Dating someone who has cancer friendly american friendly hollywood american dating us
Some individuals with cancer, however, choose to disclose their condition to dispel any rumors or speculation about their appearance, such as emaciation or hair loss.
Sometimes, the decision to disclose depends on whether an individual will need a reasonable accommodation to perform the job (for example, flexible working hours to receive or recover from treatment).
Similarly, individuals with a history of cancer will be covered under the second part of the definition of disability because they will have a record of an impairment that substantially limited a major life activity in the past.
Finally, an individual is covered under the third ("regarded as") prong of the definition of disability if an employer takes a prohibited action (for example, refuses to hire or terminates the individual) because of cancer or because the employer believes the individual has cancer.
A person with cancer, however, may request an accommodation after becoming an employee even if she did not do so when applying for the job or after receiving the job offer. May an employer ask any follow-up questions if an applicant voluntarily reveals that he has or had cancer? An employer generally may not ask an applicant who has voluntarily disclosed that he has cancer any questions about the cancer, its treatment, or its prognosis.
However, if an applicant voluntarily discloses that he has cancer and the employer reasonably believes that he will require an accommodation to perform the job because of his cancer or treatment, the employer may ask whether the applicant will need an accommodation and what type.
Title I of the ADA covers employment by private employers with 15 or more employees as well as state and local government employers.
Section 501 of the Rehabilitation Act provides similar protections related to federal employment.
If lifting is an essential function of a driver's job, the interviewer may ask the applicant whether she will need a reasonable accommodation and what type.
Despite significant gains in cancer survival rates, people with cancer still experience barriers to equal job opportunities.
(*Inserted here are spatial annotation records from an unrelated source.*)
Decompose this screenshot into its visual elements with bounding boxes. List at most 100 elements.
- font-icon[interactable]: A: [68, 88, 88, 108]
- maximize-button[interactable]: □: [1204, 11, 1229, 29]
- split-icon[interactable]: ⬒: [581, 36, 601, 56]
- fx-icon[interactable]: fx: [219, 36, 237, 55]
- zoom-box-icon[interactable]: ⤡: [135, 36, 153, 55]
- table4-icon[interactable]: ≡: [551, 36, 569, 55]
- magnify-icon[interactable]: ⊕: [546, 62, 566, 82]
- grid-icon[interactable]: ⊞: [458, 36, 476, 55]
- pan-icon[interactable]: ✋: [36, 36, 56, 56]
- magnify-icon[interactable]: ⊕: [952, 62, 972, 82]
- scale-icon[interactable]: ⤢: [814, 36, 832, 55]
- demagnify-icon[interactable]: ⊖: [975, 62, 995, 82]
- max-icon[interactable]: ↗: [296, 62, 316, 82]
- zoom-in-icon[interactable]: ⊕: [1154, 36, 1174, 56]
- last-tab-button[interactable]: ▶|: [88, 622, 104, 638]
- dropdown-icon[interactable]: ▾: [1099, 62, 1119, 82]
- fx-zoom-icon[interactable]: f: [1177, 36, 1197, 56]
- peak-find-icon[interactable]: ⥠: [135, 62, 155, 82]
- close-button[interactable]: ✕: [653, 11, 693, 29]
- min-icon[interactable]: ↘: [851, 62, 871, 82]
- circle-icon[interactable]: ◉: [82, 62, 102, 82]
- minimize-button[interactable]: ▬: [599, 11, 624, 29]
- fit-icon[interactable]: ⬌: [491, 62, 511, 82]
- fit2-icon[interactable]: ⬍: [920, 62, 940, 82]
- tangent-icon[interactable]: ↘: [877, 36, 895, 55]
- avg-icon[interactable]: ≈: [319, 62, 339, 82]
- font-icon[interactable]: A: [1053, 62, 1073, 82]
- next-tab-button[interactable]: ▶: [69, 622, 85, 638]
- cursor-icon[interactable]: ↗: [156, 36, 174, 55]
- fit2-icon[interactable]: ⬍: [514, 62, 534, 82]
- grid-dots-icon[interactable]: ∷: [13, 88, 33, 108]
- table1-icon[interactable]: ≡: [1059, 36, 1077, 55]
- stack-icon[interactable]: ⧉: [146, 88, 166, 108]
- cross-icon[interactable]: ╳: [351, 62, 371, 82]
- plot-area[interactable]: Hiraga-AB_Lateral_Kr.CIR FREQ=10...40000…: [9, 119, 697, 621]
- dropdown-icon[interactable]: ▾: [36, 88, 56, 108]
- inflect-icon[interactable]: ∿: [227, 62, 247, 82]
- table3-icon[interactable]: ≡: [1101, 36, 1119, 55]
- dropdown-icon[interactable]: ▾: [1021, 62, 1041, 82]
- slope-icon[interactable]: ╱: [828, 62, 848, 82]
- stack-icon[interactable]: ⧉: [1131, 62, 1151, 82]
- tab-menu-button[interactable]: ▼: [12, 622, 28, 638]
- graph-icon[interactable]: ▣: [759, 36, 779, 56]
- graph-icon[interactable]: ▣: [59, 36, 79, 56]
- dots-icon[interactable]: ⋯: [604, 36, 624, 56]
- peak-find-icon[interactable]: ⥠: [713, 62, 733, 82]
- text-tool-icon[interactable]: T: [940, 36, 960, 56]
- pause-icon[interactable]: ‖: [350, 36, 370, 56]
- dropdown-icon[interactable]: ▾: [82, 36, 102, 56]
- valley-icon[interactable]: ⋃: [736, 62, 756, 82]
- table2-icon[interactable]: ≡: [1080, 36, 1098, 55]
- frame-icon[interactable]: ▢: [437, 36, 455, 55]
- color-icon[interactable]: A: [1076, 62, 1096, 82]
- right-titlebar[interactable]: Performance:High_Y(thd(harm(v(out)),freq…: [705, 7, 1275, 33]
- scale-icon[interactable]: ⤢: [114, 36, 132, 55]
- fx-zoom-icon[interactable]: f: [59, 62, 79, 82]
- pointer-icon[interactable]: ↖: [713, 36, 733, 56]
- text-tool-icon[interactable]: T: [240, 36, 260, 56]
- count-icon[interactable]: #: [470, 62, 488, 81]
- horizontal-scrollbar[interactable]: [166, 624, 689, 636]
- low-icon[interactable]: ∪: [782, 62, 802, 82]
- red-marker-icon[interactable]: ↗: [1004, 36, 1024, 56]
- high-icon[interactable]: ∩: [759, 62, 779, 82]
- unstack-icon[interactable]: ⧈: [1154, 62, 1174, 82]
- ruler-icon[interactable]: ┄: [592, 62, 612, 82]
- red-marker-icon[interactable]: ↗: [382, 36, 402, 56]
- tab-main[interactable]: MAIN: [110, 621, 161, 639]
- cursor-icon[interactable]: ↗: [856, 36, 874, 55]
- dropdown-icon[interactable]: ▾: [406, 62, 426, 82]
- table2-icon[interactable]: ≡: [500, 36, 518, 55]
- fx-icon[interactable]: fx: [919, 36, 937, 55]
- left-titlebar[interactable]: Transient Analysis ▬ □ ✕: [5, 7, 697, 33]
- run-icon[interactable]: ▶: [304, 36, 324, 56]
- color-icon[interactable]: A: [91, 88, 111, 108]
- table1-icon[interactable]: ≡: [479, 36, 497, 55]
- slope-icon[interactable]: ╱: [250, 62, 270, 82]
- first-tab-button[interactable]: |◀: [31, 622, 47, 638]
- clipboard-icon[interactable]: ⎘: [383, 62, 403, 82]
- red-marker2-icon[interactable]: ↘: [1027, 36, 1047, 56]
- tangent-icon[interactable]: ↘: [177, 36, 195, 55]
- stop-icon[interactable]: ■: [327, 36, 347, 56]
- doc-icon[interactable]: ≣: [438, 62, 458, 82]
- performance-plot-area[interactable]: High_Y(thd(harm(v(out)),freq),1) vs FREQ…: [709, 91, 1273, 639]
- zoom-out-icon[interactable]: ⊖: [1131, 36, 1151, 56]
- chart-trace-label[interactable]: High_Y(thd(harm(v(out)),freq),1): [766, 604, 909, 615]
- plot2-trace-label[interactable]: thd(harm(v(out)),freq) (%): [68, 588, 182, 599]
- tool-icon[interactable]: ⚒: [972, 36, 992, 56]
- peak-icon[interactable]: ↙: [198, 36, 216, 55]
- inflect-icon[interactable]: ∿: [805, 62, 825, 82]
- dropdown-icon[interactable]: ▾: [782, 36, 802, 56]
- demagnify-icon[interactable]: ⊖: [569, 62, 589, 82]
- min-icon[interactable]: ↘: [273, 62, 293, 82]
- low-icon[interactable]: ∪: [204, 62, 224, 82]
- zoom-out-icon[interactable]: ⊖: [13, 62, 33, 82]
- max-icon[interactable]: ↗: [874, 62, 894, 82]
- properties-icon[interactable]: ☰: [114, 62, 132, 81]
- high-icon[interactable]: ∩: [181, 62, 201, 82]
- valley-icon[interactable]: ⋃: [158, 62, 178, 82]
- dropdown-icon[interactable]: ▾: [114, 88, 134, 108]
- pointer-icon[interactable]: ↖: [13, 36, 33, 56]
Often, employees with cancer face discrimination because of their supervisors' and co-workers' misperceptions about their ability to work during and after cancer treatment.
The job posting indicated that the store was seeking to hire a clerk to work from p.m. During the interview, the applicant mentions that the hours are ideal for him because he will not have to make any adjustments to his scheduled radiation treatments for prostate cancer, which occur in the early morning and are expected to continue for the next five weeks.
He also mentions that he has not had any side effects during his first three weeks of treatment.
For example, if an employer asks all applicants post-offer about their general physical and mental health, it can ask individuals who disclose a particular illness, disease, or impairment for more medical information or require them to have a medical examination related to the condition disclosed. What may an employer do when it learns that an applicant has or had cancer after she has been offered a job but before she starts working?